In practice, after the introduction of the relaxed RDB version check in #1604, we have been enforcing the following rules for new features:
- After upgrading, if the user didn't explicitly use any new feature (using a new command or config), we make it possible to undo the upgrade by doing a rolling downgrade back to the version used before the upgrade.
- If the user has started to use any new feature of the new version, we have no guarantees about what will happen if the user tries to downgrade.
These rules seem to work well. We just need to document this so that users can know what to expect. Can we make a decision about this?
Below is a scenario where the relaxed RDB version check is not enough.
So far, the relaxed RDB version check has worked for new commands such as hash-field expiration and it works for atomic slot migration: Don't start using these features until all nodes are upgraded and you are sure you will not go back.
However, following the rules above, we can't make an RDB change like introducing a new encoding and make it enabled by default. For example, introducing listpack for hash-field-expiration (#2618). Consider this scenario, assuming we add this encoding enabled by default in 9.1:
- A user is running 9.0 and is using hash field expiration.
- Rolling upgrade to 9.1. The 9.1 nodes encode the hashes with HFE as listpack and writes it in RDB. If this is enabled by default, it happens without any kind of opt-in action by the user. No new commands or config introduced in 9.1 is touched by the user.
- The user rolls back to 9.0. The 9.0 replica can't understand the HFE encoded as listpack in RDB, even with rdb-version-check relaxed. Downgrade is broken.
This is inconvenient. If we can't add listpack in RDB for hash-field-expiration and enable it by default, then probably users will not enable it. This will affect the RDB size and encoding/decoding speed.

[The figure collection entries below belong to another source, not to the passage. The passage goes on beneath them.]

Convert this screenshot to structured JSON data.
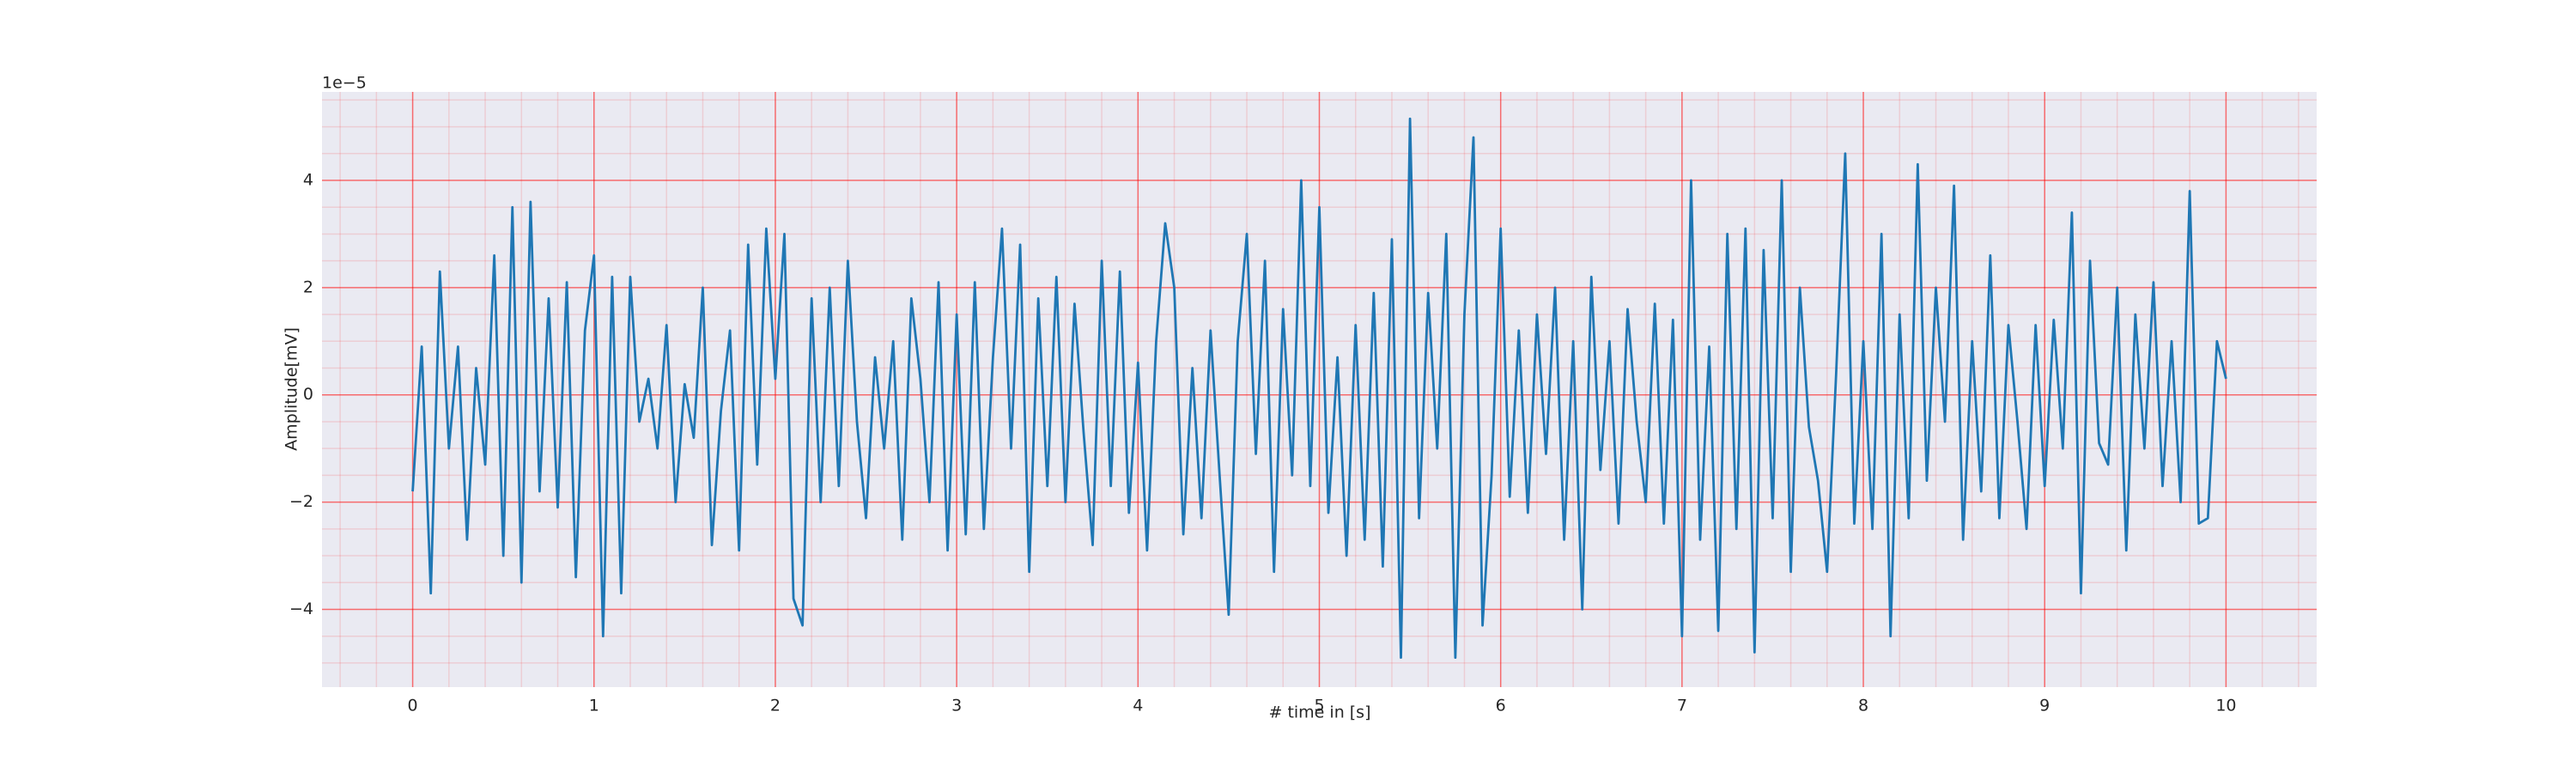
{
  "chart_data": {
    "type": "line",
    "xlabel": "# time in [s]",
    "ylabel": "Amplitude[mV]",
    "offset_label": "1e−5",
    "color": "#1f77b4",
    "background": "#eaeaf2",
    "grid": true,
    "grid_color": "#ff0000",
    "minor_grid": true,
    "xlim": [
      -0.5,
      10.5
    ],
    "ylim": [
      -5.45,
      5.65
    ],
    "xticks": [
      0,
      1,
      2,
      3,
      4,
      5,
      6,
      7,
      8,
      9,
      10
    ],
    "yticks": [
      {
        "value": -4,
        "label": "−4"
      },
      {
        "value": -2,
        "label": "−2"
      },
      0,
      2,
      4
    ],
    "xminorticks": [
      -0.4,
      -0.2,
      0.2,
      0.4,
      0.6,
      0.8,
      1.2,
      1.4,
      1.6,
      1.8,
      2.2,
      2.4,
      2.6,
      2.8,
      3.2,
      3.4,
      3.6,
      3.8,
      4.2,
      4.4,
      4.6,
      4.8,
      5.2,
      5.4,
      5.6,
      5.8,
      6.2,
      6.4,
      6.6,
      6.8,
      7.2,
      7.4,
      7.6,
      7.8,
      8.2,
      8.4,
      8.6,
      8.8,
      9.2,
      9.4,
      9.6,
      9.8,
      10.2,
      10.4
    ],
    "yminorticks": [
      -5,
      -4.5,
      -3.5,
      -3,
      -2.5,
      -1.5,
      -1,
      -0.5,
      0.5,
      1,
      1.5,
      2.5,
      3,
      3.5,
      4.5,
      5,
      5.5
    ],
    "x": [
      0,
      0.05,
      0.1,
      0.15,
      0.2,
      0.25,
      0.3,
      0.35,
      0.4,
      0.45,
      0.5,
      0.55,
      0.6,
      0.65,
      0.7,
      0.75,
      0.8,
      0.85,
      0.9,
      0.95,
      1,
      1.05,
      1.1,
      1.15,
      1.2,
      1.25,
      1.3,
      1.35,
      1.4,
      1.45,
      1.5,
      1.55,
      1.6,
      1.65,
      1.7,
      1.75,
      1.8,
      1.85,
      1.9,
      1.95,
      2,
      2.05,
      2.1,
      2.15,
      2.2,
      2.25,
      2.3,
      2.35,
      2.4,
      2.45,
      2.5,
      2.55,
      2.6,
      2.65,
      2.7,
      2.75,
      2.8,
      2.85,
      2.9,
      2.95,
      3,
      3.05,
      3.1,
      3.15,
      3.2,
      3.25,
      3.3,
      3.35,
      3.4,
      3.45,
      3.5,
      3.55,
      3.6,
      3.65,
      3.7,
      3.75,
      3.8,
      3.85,
      3.9,
      3.95,
      4,
      4.05,
      4.1,
      4.15,
      4.2,
      4.25,
      4.3,
      4.35,
      4.4,
      4.45,
      4.5,
      4.55,
      4.6,
      4.65,
      4.7,
      4.75,
      4.8,
      4.85,
      4.9,
      4.95,
      5,
      5.05,
      5.1,
      5.15,
      5.2,
      5.25,
      5.3,
      5.35,
      5.4,
      5.45,
      5.5,
      5.55,
      5.6,
      5.65,
      5.7,
      5.75,
      5.8,
      5.85,
      5.9,
      5.95,
      6,
      6.05,
      6.1,
      6.15,
      6.2,
      6.25,
      6.3,
      6.35,
      6.4,
      6.45,
      6.5,
      6.55,
      6.6,
      6.65,
      6.7,
      6.75,
      6.8,
      6.85,
      6.9,
      6.95,
      7,
      7.05,
      7.1,
      7.15,
      7.2,
      7.25,
      7.3,
      7.35,
      7.4,
      7.45,
      7.5,
      7.55,
      7.6,
      7.65,
      7.7,
      7.75,
      7.8,
      7.85,
      7.9,
      7.95,
      8,
      8.05,
      8.1,
      8.15,
      8.2,
      8.25,
      8.3,
      8.35,
      8.4,
      8.45,
      8.5,
      8.55,
      8.6,
      8.65,
      8.7,
      8.75,
      8.8,
      8.85,
      8.9,
      8.95,
      9,
      9.05,
      9.1,
      9.15,
      9.2,
      9.25,
      9.3,
      9.35,
      9.4,
      9.45,
      9.5,
      9.55,
      9.6,
      9.65,
      9.7,
      9.75,
      9.8,
      9.85,
      9.9,
      9.95,
      10
    ],
    "values": [
      -1.8,
      0.9,
      -3.7,
      2.3,
      -1.0,
      0.9,
      -2.7,
      0.5,
      -1.3,
      2.6,
      -3.0,
      3.5,
      -3.5,
      3.6,
      -1.8,
      1.8,
      -2.1,
      2.1,
      -3.4,
      1.2,
      2.6,
      -4.5,
      2.2,
      -3.7,
      2.2,
      -0.5,
      0.3,
      -1.0,
      1.3,
      -2.0,
      0.2,
      -0.8,
      2.0,
      -2.8,
      -0.3,
      1.2,
      -2.9,
      2.8,
      -1.3,
      3.1,
      0.3,
      3.0,
      -3.8,
      -4.3,
      1.8,
      -2.0,
      2.0,
      -1.7,
      2.5,
      -0.5,
      -2.3,
      0.7,
      -1.0,
      1.0,
      -2.7,
      1.8,
      0.3,
      -2.0,
      2.1,
      -2.9,
      1.5,
      -2.6,
      2.1,
      -2.5,
      0.7,
      3.1,
      -1.0,
      2.8,
      -3.3,
      1.8,
      -1.7,
      2.2,
      -2.0,
      1.7,
      -0.7,
      -2.8,
      2.5,
      -1.7,
      2.3,
      -2.2,
      0.6,
      -2.9,
      1.0,
      3.2,
      2.0,
      -2.6,
      0.5,
      -2.3,
      1.2,
      -1.5,
      -4.1,
      1.0,
      3.0,
      -1.1,
      2.5,
      -3.3,
      1.6,
      -1.5,
      4.0,
      -1.7,
      3.5,
      -2.2,
      0.7,
      -3.0,
      1.3,
      -2.7,
      1.9,
      -3.2,
      2.9,
      -4.9,
      5.15,
      -2.3,
      1.9,
      -1.0,
      3.0,
      -4.9,
      1.5,
      4.8,
      -4.3,
      -1.5,
      3.1,
      -1.9,
      1.2,
      -2.2,
      1.5,
      -1.1,
      2.0,
      -2.7,
      1.0,
      -4.0,
      2.2,
      -1.4,
      1.0,
      -2.4,
      1.6,
      -0.5,
      -2.0,
      1.7,
      -2.4,
      1.4,
      -4.5,
      4.0,
      -2.7,
      0.9,
      -4.4,
      3.0,
      -2.5,
      3.1,
      -4.8,
      2.7,
      -2.3,
      4.0,
      -3.3,
      2.0,
      -0.6,
      -1.6,
      -3.3,
      0.4,
      4.5,
      -2.4,
      1.0,
      -2.5,
      3.0,
      -4.5,
      1.5,
      -2.3,
      4.3,
      -1.6,
      2.0,
      -0.5,
      3.9,
      -2.7,
      1.0,
      -1.8,
      2.6,
      -2.3,
      1.3,
      -0.5,
      -2.5,
      1.3,
      -1.7,
      1.4,
      -1.0,
      3.4,
      -3.7,
      2.5,
      -0.9,
      -1.3,
      2.0,
      -2.9,
      1.5,
      -1.0,
      2.1,
      -1.7,
      1.0,
      -2.0,
      3.8,
      -2.4,
      -2.3,
      1.0,
      0.3
    ]
  }
}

What to do with this issue?
In practice, after the introduction of the relaxed RDB version check in #1604, we have been enforcing the following rules for new features:
- After upgrading, if the user didn't explicitly use any new feature (using a new command or config), we make it possible to undo the upgrade by doing a rolling downgrade back to the version used before the upgrade.
- If the user has started to use any new feature of the new version, we have no guarantees about what will happen if the user tries to downgrade.

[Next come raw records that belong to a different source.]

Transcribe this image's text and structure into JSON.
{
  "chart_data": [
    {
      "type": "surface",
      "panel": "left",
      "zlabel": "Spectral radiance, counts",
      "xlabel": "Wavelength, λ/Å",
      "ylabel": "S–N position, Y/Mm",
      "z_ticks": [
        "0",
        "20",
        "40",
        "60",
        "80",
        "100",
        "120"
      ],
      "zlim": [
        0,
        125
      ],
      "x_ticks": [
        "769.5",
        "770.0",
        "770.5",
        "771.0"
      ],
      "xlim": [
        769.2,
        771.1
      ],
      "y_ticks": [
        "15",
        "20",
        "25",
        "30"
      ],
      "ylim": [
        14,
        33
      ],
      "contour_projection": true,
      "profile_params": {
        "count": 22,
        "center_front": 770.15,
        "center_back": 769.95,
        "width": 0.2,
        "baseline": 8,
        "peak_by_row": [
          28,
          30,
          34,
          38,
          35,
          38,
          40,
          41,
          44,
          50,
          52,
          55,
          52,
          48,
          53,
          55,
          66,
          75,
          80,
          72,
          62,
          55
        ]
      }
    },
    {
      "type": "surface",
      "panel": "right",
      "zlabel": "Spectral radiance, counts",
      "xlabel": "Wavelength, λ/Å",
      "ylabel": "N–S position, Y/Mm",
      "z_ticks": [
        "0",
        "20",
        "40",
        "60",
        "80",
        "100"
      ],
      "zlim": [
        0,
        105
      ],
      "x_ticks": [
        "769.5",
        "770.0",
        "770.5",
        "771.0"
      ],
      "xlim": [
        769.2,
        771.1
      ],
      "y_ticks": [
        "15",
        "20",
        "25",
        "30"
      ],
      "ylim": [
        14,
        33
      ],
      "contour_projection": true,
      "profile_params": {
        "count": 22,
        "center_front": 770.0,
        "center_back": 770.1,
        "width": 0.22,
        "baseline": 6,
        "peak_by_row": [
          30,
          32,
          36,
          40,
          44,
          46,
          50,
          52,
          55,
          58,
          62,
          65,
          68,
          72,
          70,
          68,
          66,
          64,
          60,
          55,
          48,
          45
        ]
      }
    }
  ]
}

These rules seem to work well. We just need to document this so that users can know what to expect. Can we make a decision about this?
we need two more rules:
- If RDB encoding changes, users cannot downgrade even if they have not used the new features (we don't want to keep maintaining the old RDB format in the new version).
- If the mechanism of replication changes, downgrade will not be possible.
Is there a command that can be used to check if new features are in use that would prohibit downgrade?